Hand Crafted Beer. Poorly Crafted Names.
Hoptober, Hopscotch, Hippity Hop, Hop Head, Hopalong Cassidy, Hoppy Birthday, Hopinstein, Blah-Blah-Hop-Hop-Blah-Blah. These are all names of craft beers. Half of them I just made up while writing this, but I don’t even need to check to know that all of them are already taken. Well, maybe not that last one, but as soon as somebody reads this, I’m sure that one will be taken too.
How do I know this? They are the first thoughts that run through one’s head when trying to name an IPA. Unfortunately, when it comes to naming beers, many craft breweries never get past those first thoughts, as evidenced by a recent NPR piece written by Alastair Bland on the subject. The article discusses the rising number of naming conflicts taking place between the more than 3000 craft breweries in the country. Some cases have been settled amicably, while others have become full-fledged legal disputes, forcing some breweries to rename their beer after investing lots of time and money on labels, packaging, and customer equity.

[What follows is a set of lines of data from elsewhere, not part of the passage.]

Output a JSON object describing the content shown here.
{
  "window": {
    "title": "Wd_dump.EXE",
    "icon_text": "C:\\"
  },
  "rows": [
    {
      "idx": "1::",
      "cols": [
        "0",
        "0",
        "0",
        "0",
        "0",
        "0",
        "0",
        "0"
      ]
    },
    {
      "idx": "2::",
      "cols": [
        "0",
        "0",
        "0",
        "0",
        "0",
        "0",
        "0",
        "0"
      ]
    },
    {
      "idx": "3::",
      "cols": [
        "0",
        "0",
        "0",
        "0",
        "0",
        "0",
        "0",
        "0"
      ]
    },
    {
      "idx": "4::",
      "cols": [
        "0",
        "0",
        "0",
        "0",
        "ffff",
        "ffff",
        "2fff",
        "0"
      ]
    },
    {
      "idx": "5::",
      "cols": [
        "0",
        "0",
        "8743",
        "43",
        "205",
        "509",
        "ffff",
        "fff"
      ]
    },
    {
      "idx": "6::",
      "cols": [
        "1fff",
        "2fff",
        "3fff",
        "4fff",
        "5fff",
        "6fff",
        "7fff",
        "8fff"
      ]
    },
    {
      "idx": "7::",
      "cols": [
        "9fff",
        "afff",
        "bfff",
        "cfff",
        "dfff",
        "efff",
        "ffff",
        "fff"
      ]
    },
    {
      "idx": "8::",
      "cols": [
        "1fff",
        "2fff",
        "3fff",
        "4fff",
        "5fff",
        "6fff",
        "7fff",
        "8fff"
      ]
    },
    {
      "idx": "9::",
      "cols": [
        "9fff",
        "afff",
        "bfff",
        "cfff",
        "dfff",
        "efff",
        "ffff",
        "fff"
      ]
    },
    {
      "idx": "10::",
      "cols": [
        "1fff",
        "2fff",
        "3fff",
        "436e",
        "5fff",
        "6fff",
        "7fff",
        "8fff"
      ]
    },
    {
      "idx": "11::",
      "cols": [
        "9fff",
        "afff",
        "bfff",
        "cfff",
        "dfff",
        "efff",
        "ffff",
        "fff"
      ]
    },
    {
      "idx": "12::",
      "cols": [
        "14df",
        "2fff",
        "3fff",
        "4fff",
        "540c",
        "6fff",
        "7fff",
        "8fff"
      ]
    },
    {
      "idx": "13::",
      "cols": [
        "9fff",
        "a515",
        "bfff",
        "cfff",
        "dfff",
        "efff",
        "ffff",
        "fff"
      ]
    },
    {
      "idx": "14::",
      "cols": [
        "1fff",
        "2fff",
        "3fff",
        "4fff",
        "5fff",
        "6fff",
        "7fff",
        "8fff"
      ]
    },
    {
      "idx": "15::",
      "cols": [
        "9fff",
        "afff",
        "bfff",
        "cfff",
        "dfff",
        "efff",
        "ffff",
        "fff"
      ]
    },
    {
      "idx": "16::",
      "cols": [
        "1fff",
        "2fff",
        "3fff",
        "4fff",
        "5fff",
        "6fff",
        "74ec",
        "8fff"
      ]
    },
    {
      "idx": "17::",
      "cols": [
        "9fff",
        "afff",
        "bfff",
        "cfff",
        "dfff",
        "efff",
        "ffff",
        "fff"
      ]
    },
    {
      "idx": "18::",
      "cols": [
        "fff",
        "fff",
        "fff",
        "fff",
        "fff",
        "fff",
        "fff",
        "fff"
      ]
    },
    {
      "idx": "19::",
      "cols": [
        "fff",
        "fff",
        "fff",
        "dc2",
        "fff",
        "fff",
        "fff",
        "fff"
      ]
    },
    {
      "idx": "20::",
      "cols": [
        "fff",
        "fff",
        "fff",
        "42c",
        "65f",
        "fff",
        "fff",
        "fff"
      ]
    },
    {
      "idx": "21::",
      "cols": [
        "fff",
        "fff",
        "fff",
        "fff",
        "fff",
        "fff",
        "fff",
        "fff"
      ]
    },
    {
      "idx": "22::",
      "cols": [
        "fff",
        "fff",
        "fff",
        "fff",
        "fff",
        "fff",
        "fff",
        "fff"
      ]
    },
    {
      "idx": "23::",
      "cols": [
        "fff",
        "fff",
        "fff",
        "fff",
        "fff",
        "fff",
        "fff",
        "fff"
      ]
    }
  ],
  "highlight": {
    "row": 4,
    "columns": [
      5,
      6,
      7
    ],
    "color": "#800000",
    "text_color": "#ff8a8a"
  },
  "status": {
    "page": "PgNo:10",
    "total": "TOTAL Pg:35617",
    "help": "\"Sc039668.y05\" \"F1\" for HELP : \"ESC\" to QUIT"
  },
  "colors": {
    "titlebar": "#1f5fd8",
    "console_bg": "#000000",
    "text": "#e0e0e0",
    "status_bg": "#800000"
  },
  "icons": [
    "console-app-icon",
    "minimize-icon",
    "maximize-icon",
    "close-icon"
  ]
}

So what’s the solution? Well, I’ve mentioned this in a previous post, but the key thing here is to remember what a name’s job is, or more specifically, what it isn’t. A name’s responsibility isn’t to explain what the product is or what it does. Neither is it to be advertisement or an art project. The job of a name is to be distinct enough to be remembered, familiar enough to be relatable, and to tie enough to the overarching brand so as to not be a disconnect. There is plenty of room on a bottle or a six-pack to do all that other stuff.
Some of my favorite beer names, New Belgium’s “Snapshot,” Furthermore’s “Knot Stock,” and our own Lakefront’s “Extended Play,” work in concert with the art and copy to give off a distinctive “vibe.” These are names and labels that draw the consumer in and reward them for completing the story, rather than giving them everything up front. The result is a much more engaging experience, and one that sticks in a consumer’s brain.
The shame of it is, many of the worst offenders are great beers – beers that would otherwise get a lot more attention. The unoriginality of their name is no reflection on the quality of their product. But then, that’s really the point isn’t it? Inevitably we all judge a book by its cover, and if its cover is uninspiring, who’s going to drink that book?